Ben afişini görünce aklımda hemen bir film tasavvur etmiş ve bu eğer savaş atı ise mutlaka savaşın en kızgın anında çok önemli bir görevi ifa edecek ve bulunduğu tarafın galip gelmesini sağlayacak ve kahraman ilan edilecek diye düşünmüştüm. Öncelikle filmde böyle bir sahne yok.
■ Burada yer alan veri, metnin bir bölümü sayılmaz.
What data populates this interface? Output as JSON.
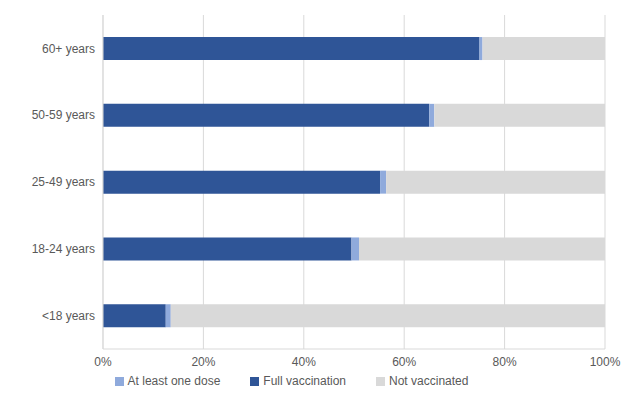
{
  "chart_data": {
    "type": "bar",
    "orientation": "horizontal",
    "stacked": true,
    "categories": [
      "60+ years",
      "50-59 years",
      "25-49 years",
      "18-24 years",
      "<18 years"
    ],
    "series": [
      {
        "name": "Full vaccination",
        "color": "#2f5597",
        "values": [
          75,
          65,
          55.2,
          49.5,
          12.5
        ]
      },
      {
        "name": "At least one dose",
        "color": "#8faadc",
        "values": [
          0.6,
          1,
          1.2,
          1.5,
          1
        ]
      },
      {
        "name": "Not vaccinated",
        "color": "#d9d9d9",
        "values": [
          24.4,
          34,
          43.6,
          49,
          86.5
        ]
      }
    ],
    "xlim": [
      0,
      100
    ],
    "xticks": [
      {
        "value": 0,
        "label": "0%"
      },
      {
        "value": 20,
        "label": "20%"
      },
      {
        "value": 40,
        "label": "40%"
      },
      {
        "value": 60,
        "label": "60%"
      },
      {
        "value": 80,
        "label": "80%"
      },
      {
        "value": 100,
        "label": "100%"
      }
    ],
    "grid": true,
    "legend": "bottom"
  }
}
Steven Spielberg filmde birçok şeyi anlatmak istediğinden geçişler kısa olmuş ve siz biraz daha uzun olsa seyrederdim diyebileceğiniz yerlerde bu kısa geçişlerden dolayı üzülüyorsunuz. Albert ile Joey’in eğitim ve birbirlerine bağlanma sahneleri, küçük kız ile olan sahnelerinin daha uzun olmasını bekliyorsunuz. Savaşta en kötüsü düşman tarafa daha fazla yardımda bulunması, trajik bir şekilde Albert ile buluşmaları ve beklentinizin ötesinde bir son ile bitmesi sizi çok da memnun etmiyor. Joey’in Albert’ten ayrıldıktan sonra bir daha Albert’in filmin sonuna kadar görülmemesi de iyi olmamış. Albert’in atı elinden alındıktan sonra neler hissettiğini bilemiyorsunuz. Spielberg, savaş sahnelerine de çok yer vermemiş gibi. O havada uçuşan kollar, bacaklar, canhıraş feryatlar falan yok. Ölen atlar ve askerler görüyorsunuz ama ölüm anlarını gösteren sahneler yok. Özellikle bundan çekinmiş gibi. İki kardeşin vurulma anını bile yel değirmeni ile saklamış. Bazı sahneler, seyrederken ben bunu daha önce gördüm diyebileceğiniz klişe sahnelerden. Joey’i kurtarırken iki düşman askerin birbirine yardımcı olmaları ve sıcak muhabbeti gibi mesela. Savaş’ın ahlaki boyutunu ve çarpışan kişilerin, birbirlerini öldürseler de önce insan olduklarını ve bunu savaşın genel doğasından dolayı mecburen yapmak zorunda olduklarını işlemiş.
Film, başladığı anda sizi esir ettiği duygudan bitinceye kadar kurtulmanıza izin vermeyecek güzellikte. Ben beğendim, bazı yerler de beklentilerim farklıydı ve sonunu başka şekilde tasavvur etmiştim ama yönetmen ben değilim. Nitekim herkesin hayranlıkla izlediği “Lost” dizisi de son bölümü ile herkesi memnun etmemişti ama bu durum “Lost”u bulunduğu yerden indirmemişti. Bu film de öyle.